Ícone do site Crônicas da Surdez – Surdos Que Ouvem – por Paula Pfeifer

Bebê prematuro com deficiência auditiva: a experiência da mãe

prematuro surdez

Meu nome é Joice, e sou mãe de uma linda menina que foi um bebê prematuro – prematuridade extrema. A surdezdeficiência auditiva – entrou na nossa vida cedo.

O mais difícil em falar sobre como é ser mãe de um filho prematuro e deficiente auditivo é não ter o referencial da maternidade sem esses extras.

Desde que recebi esse título tão importante, sou mãe da Clara, prematura extrema, e depois de quatro meses descobri que ela não escutava.  
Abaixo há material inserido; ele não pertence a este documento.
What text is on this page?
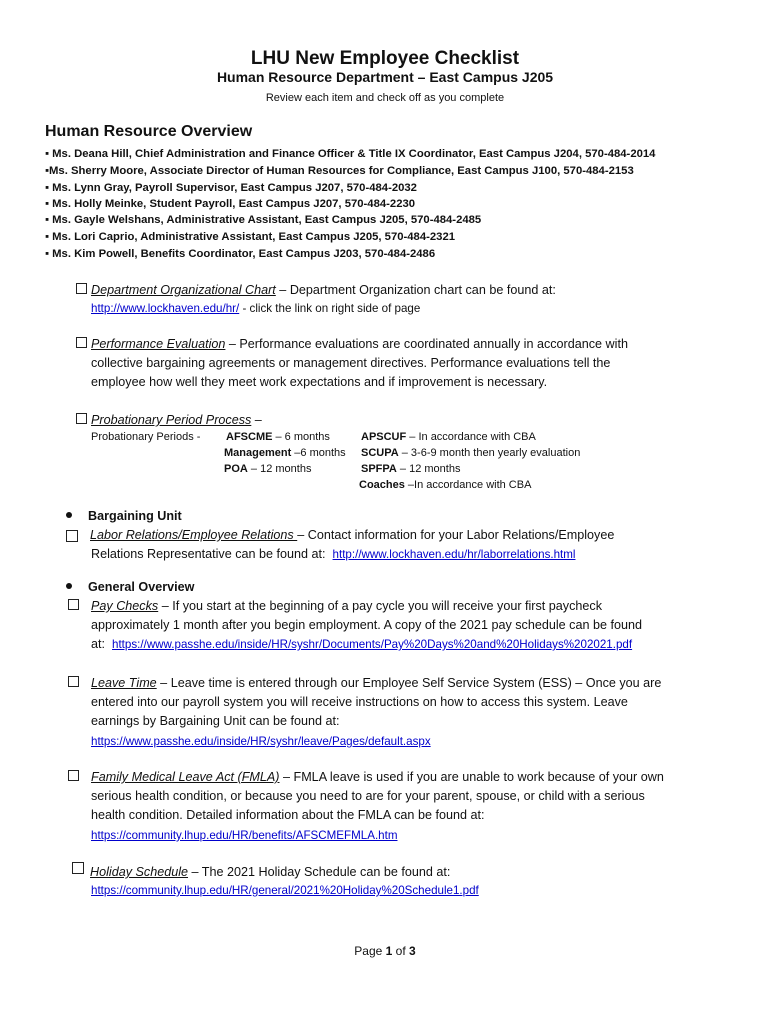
LHU New Employee Checklist
Human Resource Department – East Campus J205
Review each item and check off as you complete
Human Resource Overview
▪ Ms. Deana Hill, Chief Administration and Finance Officer & Title IX Coordinator, East Campus J204, 570-484-2014
▪Ms. Sherry Moore, Associate Director of Human Resources for Compliance, East Campus J100, 570-484-2153
▪ Ms. Lynn Gray, Payroll Supervisor, East Campus J207, 570-484-2032
▪ Ms. Holly Meinke, Student Payroll, East Campus J207, 570-484-2230
▪ Ms. Gayle Welshans, Administrative Assistant, East Campus J205, 570-484-2485
▪ Ms. Lori Caprio, Administrative Assistant, East Campus J205, 570-484-2321
▪ Ms. Kim Powell, Benefits Coordinator, East Campus J203, 570-484-2486
Department Organizational Chart – Department Organization chart can be found at:
http://www.lockhaven.edu/hr/ - click the link on right side of page
Performance Evaluation – Performance evaluations are coordinated annually in accordance with
collective bargaining agreements or management directives. Performance evaluations tell the
employee how well they meet work expectations and if improvement is necessary.
Probationary Period Process –
Probationary Periods - AFSCME – 6 months
Management –6 months
POA – 12 months
APSCUF – In accordance with CBA
SCUPA – 3-6-9 month then yearly evaluation
SPFPA – 12 months
Coaches –In accordance with CBA
Bargaining Unit
Labor Relations/Employee Relations – Contact information for your Labor Relations/Employee
Relations Representative can be found at: http://www.lockhaven.edu/hr/laborrelations.html
General Overview
Pay Checks – If you start at the beginning of a pay cycle you will receive your first paycheck
approximately 1 month after you begin employment. A copy of the 2021 pay schedule can be found
at: https://www.passhe.edu/inside/HR/syshr/Documents/Pay%20Days%20and%20Holidays%202021.pdf
Leave Time – Leave time is entered through our Employee Self Service System (ESS) – Once you are
entered into our payroll system you will receive instructions on how to access this system. Leave
earnings by Bargaining Unit can be found at:
https://www.passhe.edu/inside/HR/syshr/leave/Pages/default.aspx
Family Medical Leave Act (FMLA) – FMLA leave is used if you are unable to work because of your own
serious health condition, or because you need to are for your parent, spouse, or child with a serious
health condition. Detailed information about the FMLA can be found at:
https://community.lhup.edu/HR/benefits/AFSCMEFMLA.htm
Holiday Schedule – The 2021 Holiday Schedule can be found at:
https://community.lhup.edu/HR/general/2021%20Holiday%20Schedule1.pdf
Page 1 of 3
Reflexões sobre maternidade

Esses dias eu vi um vídeo que mostrava uma família feliz recebendo o positivo da gravidez, se preparando pro nascimento, planejando tudo como se fosse uma viagem à praia.

Chega o tão esperado dia do nascimento, só que no caminho pra maternidade, acontece um desvio e o casal é obrigado a ir para a montanha, ao invés de curtir a praia.

Uma metáfora para mostrar o que é passar por uma experiência da maternidade e paternidade diferente da sonhada.

Acho que é mais ou menos isso que aconteceu comigo: desviaram meu caminho e parei em um local muito diferente do planejado. Já passamos por muitas coisas difíceis, incluindo o diagnóstico da surdez, mas isso não implica que seja uma vida de tristezas. Existe beleza e muita alegria, assim como em qualquer maternidade.

O diagnóstico da surdez

Eu já questionava mil vezes o porquê da prematuridade, e quando recebi a notícia da surdez, passei a me questionar o motivo de mais isso em um quadro geral já complicado.

Um bebê prematuro nasce com desafios a superar, audição é um sentido muito importante para ajudar no desenvolvimento e a falta dele aumenta a dificuldade significativamente.

Só que descobrir o motivo de tudo isso é simplesmente inútil, não muda resultado final.

Passado o susto da notícia,  o importante é reagir, ir atrás e fazer o melhor para superar mais essa.

Maternidade e surdez

Na minha opinião existem dois momentos horríveis para uma mãe de uma criança deficiente auditiva.

Um deles eu já vivenciei: a notícia. São alguns dias de imensa tristeza, quase um luto. Enterramos dentro de nós uma criança idealizada e damos espaço para o nascimento de outra que ainda não sabemos como será.

De acordo com a minha teoria, o próximo momento terrível para mim será o dia em que a Clara irá enfrentar o primeiro preconceito e ter ciência disso.

A primeira vez que eu precisar confortar e tentar explicar uma coisa que talvez seja inexplicável a minha filha, eu tenho certeza que vai me machucar, e vou me sentir novamente impotente, como no dia do diagnóstico.

O nosso dia a dia

O dia a dia em si, passou a ser natural. Nos acostumamos a frequentar as terapias, persistir nos estímulos e comemorar cada pequena coisa.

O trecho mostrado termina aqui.